Plaintiff was a stockholder of a social media company (the “Company”), which had entered a merger agreement to be acquired at a premium to its stock price. The merger agreement contained a lost-premium damages provision stating that, in the event of breach, the acquiror would be liable for “the benefits of the transactions contemplated by [the merger agreement] lost by the Company’s stockholders … taking into consideration all relevant matters, including lost stockholder premium[.]”
After the acquiror declared its intent to terminate the merger, the Company filed suit for breach of the merger agreement and sought specific performance to compel the acquiror to close the deal. Plaintiff thereafter separately filed suit, asserting claims for breach of fiduciary duty and breach of the merger agreement against the acquiror and related entities. The Court broadly dismissed plaintiff’s claims but left a claim for breach of the lost-premium damages provision unresolved, pending supplemental briefing.
While the suits were pending, the acquiror determined to proceed with the deal and the transaction subsequently closed.
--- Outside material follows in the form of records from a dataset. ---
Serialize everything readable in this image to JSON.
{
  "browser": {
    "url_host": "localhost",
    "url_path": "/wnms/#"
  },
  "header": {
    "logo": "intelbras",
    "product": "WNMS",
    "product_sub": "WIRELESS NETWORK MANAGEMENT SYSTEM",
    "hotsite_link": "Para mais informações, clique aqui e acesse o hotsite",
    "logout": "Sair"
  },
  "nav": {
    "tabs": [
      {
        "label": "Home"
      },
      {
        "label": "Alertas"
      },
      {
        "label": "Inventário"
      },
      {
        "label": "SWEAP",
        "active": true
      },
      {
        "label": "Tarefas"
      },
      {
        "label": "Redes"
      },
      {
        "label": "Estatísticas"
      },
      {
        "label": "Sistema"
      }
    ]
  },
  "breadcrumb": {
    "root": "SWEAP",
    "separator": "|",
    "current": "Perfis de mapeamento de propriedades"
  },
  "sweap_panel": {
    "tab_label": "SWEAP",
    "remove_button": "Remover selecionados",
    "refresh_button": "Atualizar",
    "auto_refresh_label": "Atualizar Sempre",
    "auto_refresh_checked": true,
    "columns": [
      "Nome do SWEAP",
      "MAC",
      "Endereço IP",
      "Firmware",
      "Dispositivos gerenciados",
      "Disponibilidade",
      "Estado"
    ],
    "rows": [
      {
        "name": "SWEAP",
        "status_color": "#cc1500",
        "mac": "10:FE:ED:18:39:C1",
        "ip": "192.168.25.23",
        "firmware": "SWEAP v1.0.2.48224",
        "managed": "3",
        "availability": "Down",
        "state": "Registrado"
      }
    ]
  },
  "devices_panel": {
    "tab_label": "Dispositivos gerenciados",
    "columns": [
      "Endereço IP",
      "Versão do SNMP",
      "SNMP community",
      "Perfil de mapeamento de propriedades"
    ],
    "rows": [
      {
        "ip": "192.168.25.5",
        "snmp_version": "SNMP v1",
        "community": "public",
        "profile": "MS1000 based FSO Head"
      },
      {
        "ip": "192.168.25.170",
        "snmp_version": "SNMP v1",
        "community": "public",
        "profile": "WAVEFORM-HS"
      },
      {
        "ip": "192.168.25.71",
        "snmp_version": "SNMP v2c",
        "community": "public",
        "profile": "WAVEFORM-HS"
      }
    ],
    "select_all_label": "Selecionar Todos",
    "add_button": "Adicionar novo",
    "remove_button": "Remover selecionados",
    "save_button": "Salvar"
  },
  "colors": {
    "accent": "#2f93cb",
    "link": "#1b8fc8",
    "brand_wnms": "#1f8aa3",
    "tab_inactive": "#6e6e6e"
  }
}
However, plaintiff subsequently petitioned for a mootness fee, claiming “partial credit for the deal’s consummation.” The question before the Court was whether plaintiff had standing to assert the lost-premium damages claim at the time he filed suit. In doing so, however, the Court addressed the enforceability of Con Ed provisions.
As the Court explained, Con Ed provisions were “intended to rebalance the negotiation leverage” in mergers in the wake of a decision in Consolidated Edison, Inc. v. Northeast Utilities, 426 F.3d 524 (2d Cir. 2005) (“Con Ed”). In that decision, the U.S. Court of Appeals for the Second Circuit held that Northeast Utilities stockholders did not have third-party beneficiary rights under a “common form of merger agreement” to sue for the premium that Con Ed would have paid had the deal closed. In the years thereafter, M&A practitioners developed several provisions to “deter buyers from backing out of a deal.” These Con Ed provisions “aimed to make clear that the parties to the contract intended for the buyers to be liable for lost stockholder premium in the event of a busted deal.”
For instance, one approach was to expressly confer in the merger agreement third-party beneficiary rights to stockholders. But the Court noted that buyers were concerned about the “proliferation of potential lawsuits” and sellers were apprehensive about the loss of control of such litigation and the ability to secure a favorable outcome.
The merger agreement for the acquisition of the Company utilized another approach—i.e., the express lost-premium damages provision. But the Court concluded that, “[t]o the extent that a damages-definition provision purports to define lost-premium damages as exclusive to the target, … it is unenforceable.” The Court explained that, under basic contract principles, a contracting party cannot receive more than expectation damages and “[a] target company has no right or expectation to receive merger consideration, including the premium, under agreements that operate like the [m]erger [a]greement.”
Instead, the merger consideration was to be paid to the stockholders. Yet, the merger agreement contained a provision “expressly disclaiming third-party beneficiaries,” subject to three explicit carveouts not applicable to the lost-premium damages provision. The Court thus concluded that one reasonable interpretation of the merger agreement was that the parties intended to preclude claims by stockholders as third-party beneficiaries and “took the risk that the [lost-premium damages] provision would be unenforceable.”
Relying, however, on “the cardinal rule of contract construction that, where possible, a court should give effect to all contract provisions,” the Court determined that there is “another possible construction” that stockholders were “granted third-party beneficiary [rights] that vest in exceptionally narrow circumstances and for the limited purpose of seeking lost-premium damages.” But the Court found that a “limitation necessarily implied … is that the drafters did not intend to vest stockholders with a right to enforce lost-premium damages while the company pursues a claim for specific performance.”
Therefore, regardless of which interpretation is “most faithful to the parties’ expectations,” plaintiff did not have a meritorious claim when it was filed. Accordingly, the Court denied plaintiff’s petition for a mootness fee.